The only way you will never encounter a drawdown is by never trading. So if you want to trade you need to accept drawdowns but more than that you also need to expect a new max DD will always take place in the future.

If you approach your trading accepting DD and have an expectation of a new MAX DD somewhere in the future, you’ll never be a nervous wreck who can’t think straight when it happens.

You will take it in stride, step back, and asses the system rationally.

 

Accept There Is No Free Lunch

Understand that the larger the returns, the larger the risk. The larger the returns, the more volatility in your equity curve. You can easily get no risk by investing in US saving bonds, but will you be happy with gains of just 2% per year.

Probably not, and for that reason traders are on the lookout for larger returns.

But how many are prepared for the higher risk and volatility that accompanies that higher return?

Our natural tendency is to stop that which is causing us pain (losses), and so a human’s natural inclination is to quit a system when it’s in a drawdown because it “just doesn’t feel right.” You have to overcome this basic human instinct by making it all about the statistics and being prepared.
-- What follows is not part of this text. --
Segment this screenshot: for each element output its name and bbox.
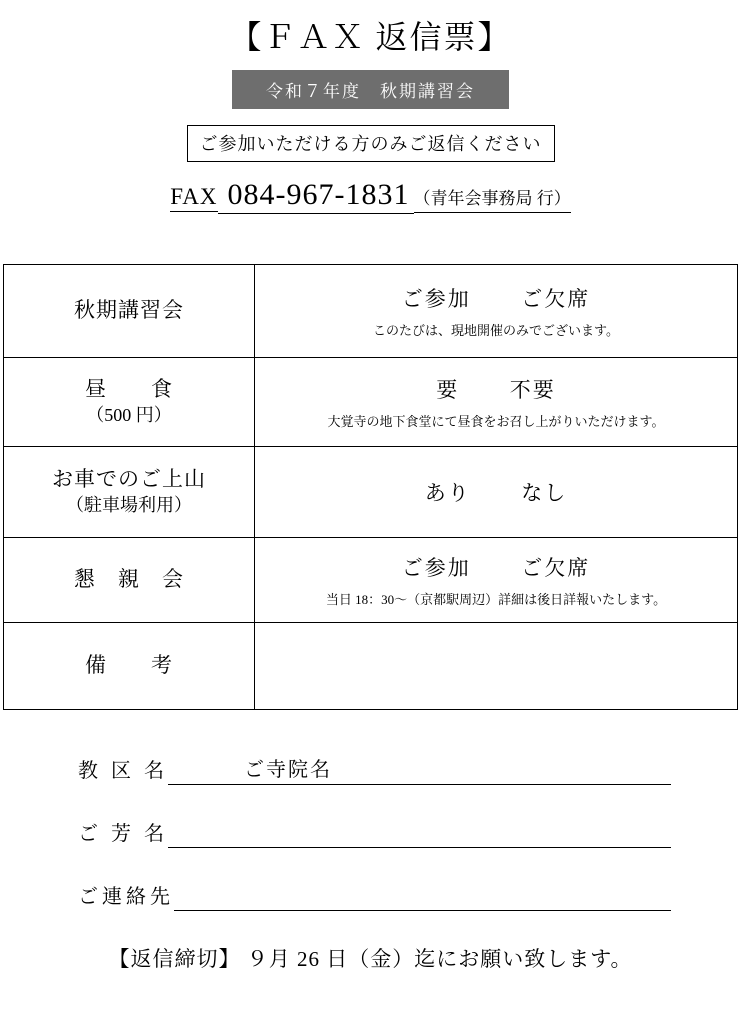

Set a realistic line in the sand, a line based on your tolerance for losses and the stats of your trading system. If you do this BEFORE you start trading and make a pact with yourself to not flinch until that line is crossed, your daily mental battle of whether you should stick with the program or dump it, has been won.

You’ll have what very few traders have, intestinal fortitude.
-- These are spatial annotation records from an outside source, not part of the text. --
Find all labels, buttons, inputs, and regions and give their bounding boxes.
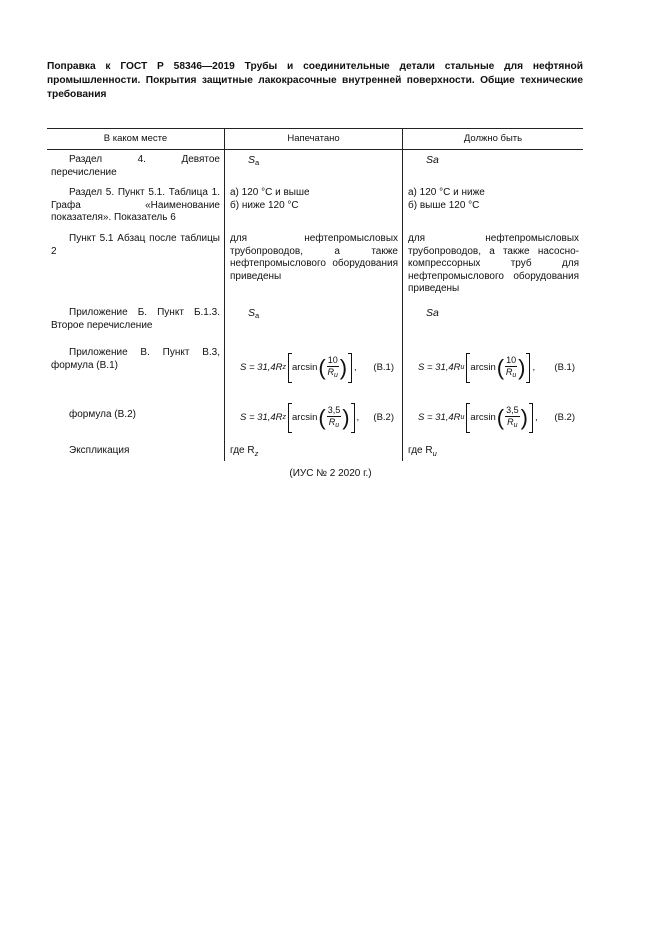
cell-place [47, 229, 224, 303]
header-printed: Напечатано [224, 129, 402, 149]
cell-place [47, 150, 224, 183]
expl-correct: где R [408, 445, 433, 456]
formula-printed: S = 31,4R z arcsin ( $\frac{3,5}{R_и}$ ) , (В.2) [230, 397, 398, 433]
header-place: В каком месте [103, 132, 168, 144]
equation-number: (В.2) [554, 411, 575, 423]
cell-correct [402, 343, 583, 393]
table-row [47, 150, 583, 183]
place-text: формула (В.2) [69, 409, 136, 420]
cell-correct [402, 150, 583, 183]
place-text: Раздел 5. Пункт 5.1. Таблица 1. Графа «Наименование показателя». Показатель 6 [51, 187, 220, 223]
formula-printed: S = 31,4R z arcsin ( $\frac{10}{R_и}$ ) , (В.1) [230, 347, 398, 383]
cell-printed [224, 393, 402, 437]
symbol-printed: $S_a$ [248, 154, 260, 167]
equation-number: (В.1) [554, 361, 575, 373]
symbol-correct: Sa [426, 154, 439, 166]
document-title: Поправка к ГОСТ Р 58346—2019 Трубы и соединительные детали стальные для нефтяной промышленности. Покрытия защитные лакокрасочные внутренней поверхности. Общие технические требования [47, 61, 583, 100]
formula-correct: S = 31,4R и arcsin ( $\frac{3,5}{R_и}$ ) , (В.2) [408, 397, 579, 433]
expl-printed: где R [230, 445, 255, 456]
cell-place [47, 183, 224, 229]
table-row [47, 229, 583, 303]
cell-correct: для нефтепромысловых трубопроводов, а также насосно-компрессорных труб для нефтепромыслового оборудования приведены [402, 229, 583, 303]
symbol-correct: Sa [426, 307, 439, 319]
place-text: Приложение В. Пункт В.3, формула (В.1) [51, 347, 220, 371]
list-item: а) 120 °С и ниже [408, 187, 485, 198]
publication-reference: (ИУС № 2 2020 г.) [289, 468, 372, 479]
formula-correct: S = 31,4R и arcsin ( $\frac{10}{R_и}$ ) , (В.1) [408, 347, 579, 383]
table-row [47, 303, 583, 343]
table-header [47, 129, 583, 150]
correction-table [47, 128, 583, 461]
cell-printed [224, 343, 402, 393]
cell-printed [224, 303, 402, 343]
table-row [47, 183, 583, 229]
list-item: б) выше 120 °С [408, 199, 480, 211]
place-text: Раздел 4. Девятое перечисление [51, 154, 220, 178]
symbol-printed: $S_a$ [248, 307, 260, 320]
table-row [47, 343, 583, 393]
table-row [47, 437, 583, 461]
cell-correct [402, 303, 583, 343]
cell-place [47, 437, 224, 461]
cell-printed: где $R_z$ [224, 437, 402, 461]
equation-number: (В.2) [373, 411, 394, 423]
cell-place [47, 343, 224, 393]
cell-printed [224, 150, 402, 183]
list-item: б) ниже 120 °С [230, 199, 299, 211]
place-text: Приложение Б. Пункт Б.1.3. Второе перечисление [51, 307, 220, 331]
table-row [47, 393, 583, 437]
header-correct: Должно быть [402, 129, 583, 149]
cell-correct [402, 393, 583, 437]
cell-place [47, 303, 224, 343]
cell-correct: где $R_и$ [402, 437, 583, 461]
cell-correct [402, 183, 583, 229]
list-item: а) 120 °С и выше [230, 187, 310, 198]
cell-printed [224, 183, 402, 229]
cell-printed: для нефтепромысловых трубопроводов, а также нефтепромыслового оборудования приведены [224, 229, 402, 303]
place-text: Экспликация [69, 445, 130, 456]
equation-number: (В.1) [373, 361, 394, 373]
place-text: Пункт 5.1 Абзац после таблицы 2 [51, 233, 220, 257]
cell-place [47, 393, 224, 437]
Part of the problem with trading with any trading strategy is that it’s too easy to quit. All you do is stop trading.

An investment in real estate or a hedge fund for example, often takes more time to liquidate, giving traders time to let the emotion run its course and evaluate from a place of rationality.

It is important to note the corollary to things don’t go UP forever: things don’t go DOWN forever either. Trading systems are very cyclical, they make money, then they lose money, then they make money etc. It pays to stick with a system in its downturn, because their cyclical nature means they will come out of it.

 

Quit Once Strategy Has Fallen Below Circuit Breaker

We;ve covered a lot of information:

  • You know your drawdown numbers
  • you measure your drawdowns
  • you’ve accepted drawdowns, and
  • you expect to have another large drawdown in the future.

But there is one more very important question to answer.

What if the drawdown I’m in is more than a drawdown and the system is just not working in this market environment?

You need to have a mechanism to help you answer this question.

You need to have a mechanism to know when to move to cash. You need to have a line in the sand.

One simple way to measure your drawdown is using a moving average on the equity curve that tells you to stop once its violated. Without this line, you could go crazy wondering whether the current drawdown equates to a “broken system.”